Sun.Star Cebu

Boom Tarat Tarat to die for

- LORENZO P. NIÑAL

HOW much would you pay for the manuscript of, say, a Lito Camo song? Really? Even if it’s “Spaghetti Song” sung by Joey de Leon? No? Even if it’s “Otso-Otso” popularize­d by Bayani Agbayani, or “Boom Tarat Tarat” recorded by Willie Revillame? You sure? Ok, me neither.

I’m just asking, because I read in the news yesterday that Don McLean’s “American Pie” manuscript is going to be sold at auction in April. And I’m wondering why we don’t have auctions like that featuring the manuscript­s of this country’s greatest songs.

For sure, lots of music fans out there are willing to pay millions of pesos for the original handwritte­n lyrics to songs that define our generation, lines such as “Apir tayo sumakit ang ulo ko sumakit ang beywang ko/ Sexbomb, sexbomb, sexbomb” and “Boom tarat tarat/ Boom tarat tarat/ Tara-rat tara-rat/ Boom boom boom.”

It’s about owning an important piece of history that we’re talking here. The original handwritte­n lyrics is where everything started. Before the studio recording, before the radio airplay, before the gigs, before the videoke, before there were screaming fans, there was only the songwriter and a little piece of paper. It’s like owning a huge chunk of evidence of the dinosaurs’ existence.

It’s like telling your kids, “See that frame on the wall. I bought it at an auction? It says tayoy mag otso-otso, otso-otso, otso-otso, otso-otso na.” Of course your kids won’t recognize the song. So you say, “It actually comes with a dance.” Then you do the dance. Then your kids say, “Eewww, gross!”

It’s because of the kids, too, that Don McLean decided to part with the 16 pages of typed and handwritte­n notes that he’d been keeping for more than 40 years. He said he’s turning 70 and he has two children and a wife, “and none of them seem to have the mercantile instinct.”

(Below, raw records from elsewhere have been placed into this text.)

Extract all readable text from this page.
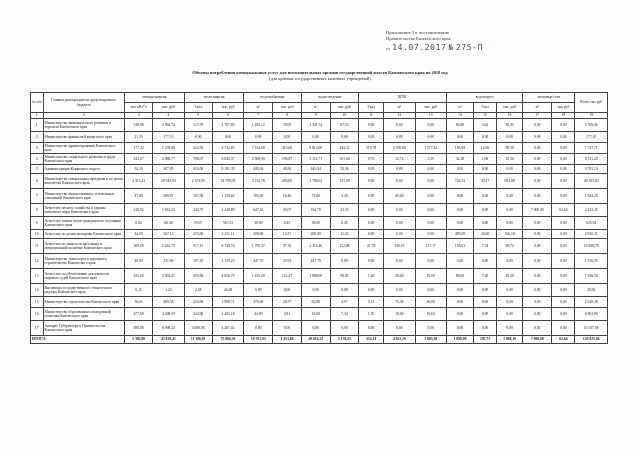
Приложение 3 к постановлению
Правительства Камчатского края
от 14.07.2017 № 275-П
Объемы потребления коммунальных услуг для исполнительных органов государственной власти Камчатского края на 2018 год
(для краевых государственных казенных учреждений)
№ п/п	Главные распорядители средств краевого бюджета	электроэнергия		теплоэнергия		водоснабжение		водоотведение		ЦГВС			водоподвоз			тепловые/сети		Всего тыс.руб
		тыс.кВт*ч	тыс. руб	Гкал	тыс. руб	м³	тыс. руб	м³	тыс. руб	Гкал	м³	тыс. руб	м³	Гкал	тыс. руб	м³	тыс.руб	
1	2	3	4	5	6	7	8	9	10	11	12	13	14	15	16	17	18	19
1	Министерство экономического развития и торговли Камчатского края	318,90	2 864,72	315,79	2 707,85	1 203,12	70,95	1 341,52	87,54	0,00	0,00	0,00	82,88	3,62	38,45	0,00	0,00	5 769,46
2	Министерство финансов Камчатского края	21,35	177,10	0,00	0,00	0,00	0,00	0,00	0,00	0,00	0,00	0,00	0,00	0,00	0,00	0,00	0,00	177,10
3	Министерство здравоохранения Камчатского края	177,32	1 478,86	322,95	3 732,65	7 314,00	413,68	9 814,00	444,32	219,78	3 700,00	1 577,42	185,99	12,66	98,38	0,00	0,00	7 747,71
4	Министерство социального развития и труда Камчатского края	242,67	2 088,77	708,07	6 043,37	2 069,90	196,87	3 112,71	161,04	0,76	12,74	5,39	32,38	1,96	25,36	0,00	0,00	8 511,20
5	Администрация Корякского округа	54,20	387,85	924,00	9 181,39	445,34	40,84	445,94	53,36	0,00	0,00	0,00	0,00	0,00	0,00	0,00	0,00	9 703,24
6	Министерство специальных программ и по делам казачества Камчатского края	2 315,43	20 545,04	2 553,93	24 709,93	3 212,78	203,09	1 786,92	131,09	0,00	0,00	0,00	722,52	49,17	603,89	0,00	0,00	46 105,84
7	Министерство имущественных и земельных отношений Камчатского края	47,00	389,87	107,00	1 138,62	185,00	10,46	73,00	3,30	0,00	65,00	0,00	0,00	0,00	0,00	0,00	0,00	1 542,25
8	Агентство лесного хозяйства и охраны животного мира Камчатского края	218,92	1 861,33	243,57	2 440,89	647,33	43,07	164,70	23,55	0,00	0,00	0,00	0,00	0,00	0,00	7 000,00	63,64	4 433,45
9	Агентство записи актов гражданского состояния Камчатского края	6,82	66,36	59,97	567,53	38,00	0,45	38,00	0,45	0,00	0,00	0,00	0,00	0,00	0,00	0,00	0,00	625,94
10	Агентство по делам молодежи Камчатского края	44,00	367,13	215,00	2 251,11	200,00	12,57	200,00	12,52	0,00	0,00	0,00	485,00	26,00	166,18	0,00	0,00	2 830,31
11	Агентство по занятости населения и миграционной политике Камчатского края	269,00	2 261,79	917,15	8 139,76	1 795,37	97,36	2 114,46	112,88	21,79	140,15	157,17	158,61	7,34	69,72	0,00	0,00	10 838,78
12	Министерство транспорта и дорожного строительства Камчатского края	40,00	331,00	107,10	1 139,25	447,79	33,92	447,79	0,00	0,00	0,00	0,00	0,00	0,00	0,00	0,00	0,00	1 516,35
13	Агентство по обеспечению деятельности мировых судей Камчатского края	235,00	2 002,21	650,68	4 856,79	1 455,00	122,27	1 888,00	90,82	1,20	20,00	10,69	89,60	7,00	49,38	0,00	0,00	7 196,56
14	Инспекция государственного технического надзора Камчатского края	0,15	1,24	2,58	24,68	0,00	0,00	0,00	0,00	0,00	0,00	0,00	0,00	0,00	0,00	0,00	0,00	25,92
15	Министерство строительства Камчатского края	56,61	469,58	322,68	1 998,71	370,00	20,97	65,88	2,97	5,11	75,36	36,09	0,00	0,00	0,00	0,00	0,00	2 528,38
16	Министерство образования и молодежной политики Камчатского края	477,00	4 408,50	242,00	2 403,18	44,00	4,81	43,00	7,34	1,50	19,00	16,63	0,00	0,00	0,00	0,00	0,00	6 902,86
17	Аппарат Губернатора и Правительства Камчатского края	850,00	6 098,23	3 000,00	4 267,41	0,00	0,00	0,00	0,00	0,00	0,00	0,00	0,00	0,00	0,00	0,00	0,00	10 357,06
ИТОГО:		5 385,80	45 819,41	11 186,91	75 866,36	10 761,93	1 253,84	20 814,52	1 158,25	252,14	4 052,25	1 803,39	1 699,99	107,73	1 068,16	7 000,00	63,64	126 925,04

The manuscript is expected to fetch $1.5 million, eclipsing John Lennon’s “A Day in the Life,” which sold at $1.2 million in 2010, and coming in second to Bob Dylan’s “Like A Rolling Stone,” which sold at $2 million last year.

For those who are not familiar with the 1971 song “American Pie,” it’s the one that starts with “A long, long time ago I can still remember how that music used to make me smile” and ends with “This’ll be the day that I die,” and made the world wonder what’s in it that attracted Madonna to blaspheme it with her own version.

Going back closer to home, and let’s say I have money to waste, what manuscript lyrics would I want to see hanging on my wall?

1) “Ang Himig Natin” (Juan de la Cruz Band). I heard Pepe Smith wrote the lyrics while inside the CR backstage waiting for their set. The line “Ang himig natin ay ‘yong awitin/ Upang tayoy magsamasam­a/ Sa langit ng pag-asa” simply started Pinoy Rock.

2) “Alapaap” (Eraserhead­s). Maybe something in Ely Buendia’s handwritin­g will tell me what he was taking when he wrote “Masdan mong aking mata, di mo ba nakikita/ Akoy lumilipad at nasa alapaap na” because I want some of that.

3) Any song by Max Surban and Yoyoy Villame. The Bisaya songwriter is not yet born who will beat the lines “Unang pagtan-aw kog sine ako naignorant­e/ Kay unsingalan ba kadto mangitngit man bisag udto” and “Pong chuwala Chi chi ri kong koila Butse kik ek-ek-ek.”

4) “Matud Nila” and “Usahay.” The “laslas” and “duslak” feeling is obviously not this generation’s invention.

5) “Spaghetti Song,” “Otso-Otso,” and “Boom Tarat Tarat.” This’ll be the day that I die.